Что я мог объяснить ей? С чего она взяла? Лыжи с ботинками? С жесткими креплениями? Хотел бы посмотреть на такого богача в тысяча девятьсот сорок пятом. Кто их имел? А может быть, сказать ей, что мать продала вчера на рынке очень хорошее верблюжье одеяло с белыми и красными узорами — было нашей последней роскошью, мать сберегала его всю войну и продала теперь. Продала, потому что был нужен хлеб. И еще она купила мне шапку. Вот эту — новую. Лида, Лида… Ты не знаешь, как стыдно мне за мои костюмы и ботинки перед матерью. Кстати, ботинки только с виду такие прочные — вчера обнаружил, что подошва у них чуть ли не картонная, стирается невероятно.
Некоторое время мы шли молча.
— Скажите, а папа у вас генерал? — спросила она, опять очень преданно поглядывая на меня и улыбаясь. Она не заметила, как я вздрогнул.
— Мм… Что? Ах… Да…
— … …Ги-не-рал, — сказал она с расстановкой.
А мне стало сразу тяжело и противно. Вот — и она уже знает. Как? Откуда? Зачем? Тьфу! Ну зачем, господи, зачем… Это было похоже, как будто я попал в зыбкую трясину и все погружался, погружался и ничего теперь уже не могло меня спасти.
— Вы учитесь в девятом? — спросила она очень участливо, принимая по-своему мое помрачневшее лицо.
— Да! — вдруг, не думая, ответил я. Врать так врать — теперь мне уж было все равно.
— Вместе с Мосоловым?
— Откуда это вы все знаете?
— Я все знаю. — Она улыбнулась, глаза ее смотрели преданно и загадочно. — Я даже знаю, что вы подрались с Кузьминым и Любарским. Как им не стыдно нападать двоим на одного. Я их ненавижу… Болит у вас глаз?
— Ничего особенного, — буркнул я, не зная, как быть.
Она вдруг теснее прислонилась ко мне, пошла шаг в шаг, а я вдруг от этого забыл сразу и про свое вранье, и про все огорчения.
Я опять стал сильный, уверенный — орел, генерал, фельдмаршал. А что, фельдмаршалы не были мальчишками — были!!
Замечательно устроен человек.
— Вы хорошо учитесь?
— Так себе. Посредственно. Чтобы хорошо учиться, надо быть зубрилой. А я не надсажаюсь.
— Ха-ха… А сколько вам лет?
И здесь врать? Одно цепляет за другое. Врать, врать, врать, врать…
— Пятнадцать.
— Вы на полгода младше?
— Рано пошел в школу.
— Все-таки какая, наверное, у вас интересная жизнь! Если б мой папа был генералом, я бы с ума сошла от радости. Генерал…
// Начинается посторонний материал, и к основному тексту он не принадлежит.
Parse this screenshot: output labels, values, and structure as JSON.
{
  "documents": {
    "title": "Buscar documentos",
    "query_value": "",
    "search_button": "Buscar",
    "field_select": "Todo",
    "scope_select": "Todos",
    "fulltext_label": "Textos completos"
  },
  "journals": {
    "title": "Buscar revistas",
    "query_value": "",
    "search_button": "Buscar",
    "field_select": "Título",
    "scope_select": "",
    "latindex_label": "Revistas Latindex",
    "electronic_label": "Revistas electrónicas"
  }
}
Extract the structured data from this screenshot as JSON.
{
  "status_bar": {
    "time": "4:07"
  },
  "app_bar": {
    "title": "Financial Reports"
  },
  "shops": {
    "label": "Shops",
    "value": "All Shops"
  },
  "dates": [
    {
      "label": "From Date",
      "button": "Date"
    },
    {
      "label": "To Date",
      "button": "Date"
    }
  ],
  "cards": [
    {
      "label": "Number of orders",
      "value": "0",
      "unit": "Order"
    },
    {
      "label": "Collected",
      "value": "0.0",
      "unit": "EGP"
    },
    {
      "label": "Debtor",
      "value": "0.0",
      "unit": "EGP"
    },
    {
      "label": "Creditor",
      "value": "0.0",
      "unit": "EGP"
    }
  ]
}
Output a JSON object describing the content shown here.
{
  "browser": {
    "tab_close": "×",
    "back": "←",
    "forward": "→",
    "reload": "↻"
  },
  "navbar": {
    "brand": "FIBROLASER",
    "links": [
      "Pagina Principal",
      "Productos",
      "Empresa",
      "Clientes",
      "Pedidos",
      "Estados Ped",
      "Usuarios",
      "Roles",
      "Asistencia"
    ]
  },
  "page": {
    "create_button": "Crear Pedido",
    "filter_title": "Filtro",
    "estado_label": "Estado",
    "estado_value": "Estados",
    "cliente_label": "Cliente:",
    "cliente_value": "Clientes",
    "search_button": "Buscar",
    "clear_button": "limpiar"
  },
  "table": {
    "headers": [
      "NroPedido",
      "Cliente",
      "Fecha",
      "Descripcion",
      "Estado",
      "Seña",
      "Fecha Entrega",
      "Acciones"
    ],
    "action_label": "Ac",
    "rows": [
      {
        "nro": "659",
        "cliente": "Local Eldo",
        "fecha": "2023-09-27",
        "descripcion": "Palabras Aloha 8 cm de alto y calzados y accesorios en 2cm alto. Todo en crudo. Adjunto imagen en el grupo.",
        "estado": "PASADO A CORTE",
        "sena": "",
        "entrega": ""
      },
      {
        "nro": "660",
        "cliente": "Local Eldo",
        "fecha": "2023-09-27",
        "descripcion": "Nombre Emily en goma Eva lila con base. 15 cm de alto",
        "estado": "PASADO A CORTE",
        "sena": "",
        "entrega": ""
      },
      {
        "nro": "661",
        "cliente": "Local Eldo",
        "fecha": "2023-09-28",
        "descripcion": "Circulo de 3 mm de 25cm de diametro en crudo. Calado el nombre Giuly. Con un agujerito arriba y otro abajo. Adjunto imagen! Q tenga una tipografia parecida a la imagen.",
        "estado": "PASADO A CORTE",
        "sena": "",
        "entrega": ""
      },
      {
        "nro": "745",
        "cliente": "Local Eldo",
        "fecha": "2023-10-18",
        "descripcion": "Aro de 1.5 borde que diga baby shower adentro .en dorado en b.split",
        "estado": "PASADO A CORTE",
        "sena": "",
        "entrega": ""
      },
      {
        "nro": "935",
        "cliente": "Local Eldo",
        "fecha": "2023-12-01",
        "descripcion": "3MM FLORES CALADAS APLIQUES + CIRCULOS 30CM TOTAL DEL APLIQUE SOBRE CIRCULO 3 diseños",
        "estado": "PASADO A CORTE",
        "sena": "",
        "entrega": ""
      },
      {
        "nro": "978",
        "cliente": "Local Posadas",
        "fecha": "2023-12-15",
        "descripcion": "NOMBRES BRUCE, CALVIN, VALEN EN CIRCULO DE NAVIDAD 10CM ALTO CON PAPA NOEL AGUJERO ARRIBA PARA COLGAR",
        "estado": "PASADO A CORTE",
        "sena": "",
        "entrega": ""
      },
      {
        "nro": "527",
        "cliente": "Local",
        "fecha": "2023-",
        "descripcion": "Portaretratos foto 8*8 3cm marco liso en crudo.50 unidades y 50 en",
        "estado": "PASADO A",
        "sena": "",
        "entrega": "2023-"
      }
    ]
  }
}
— Ничего особенного. Я ведь вот не сошел… Даже наоборот, лучше бы он не был генералом… А ваш папа кто?
— Начальник орса. Отдела рабочего снабжения.
— А мне говорили — директор завода.
Лида почему-то покраснела.
— Кто вам говорил?
— Мосолов.
— Ну вот… Он ничего не знает, а вы поверили.
— Да что там! Не директор, и ладно… — И тут я подумал: не сказать ли ей? Что и я никакой не генеральский сын, и учусь в восьмом, и на каток не хожу, потому что нет ботинок, и лыжи у меня простые, на валенках, и… что люблю ее, очень люблю и мне все равно, кто она, откуда, люблю ее просто за глаза, за шелковые широкие косы, за брови, за губы, за маленький меховой воротничок, за пуховый платок, за валенки, за легонький запах каких-то духов — ее запах, уже такой родной и приятный, словно бы всегда знакомый мне.
— Лида, — сказал я. — Лида… Я…
Она, улыбаясь, смотрела сбоку, потом слегка отвернулась, опустила ресницы, щека ее заалела таящим радость румянцем. Она ждала совсем не того, что я хотел сказать, и я замолчал, почувствовал — не могу, не могу, не могу я сказать правду — ведь тогда все разрушится, распадется, едва начав складываться, все рухнет, и она уйдет, посмотрит на меня с презрением. Жалкий лгун… Продолжай, как начал. Некуда тебе отступать. Хорошо, что она ни о чем не догадывается. Слава богу, пусть. Хоть я и опять нарушил какую-то заповедь. Знаю какую, бабушка их сообщала мне все, даже о жене ближнего не утаила. «Не возжелай…» Грешен ли я тут? Грешен. Галина Михайловна ведь замужняя… Бабушка, бабушка, сколько раз убеждался я потом в твоей правоте и все-таки нарушал. Человек, наверное, вообще так устроен, что первую половину жизни нарушает заповеди, чтобы во второй их утверждать…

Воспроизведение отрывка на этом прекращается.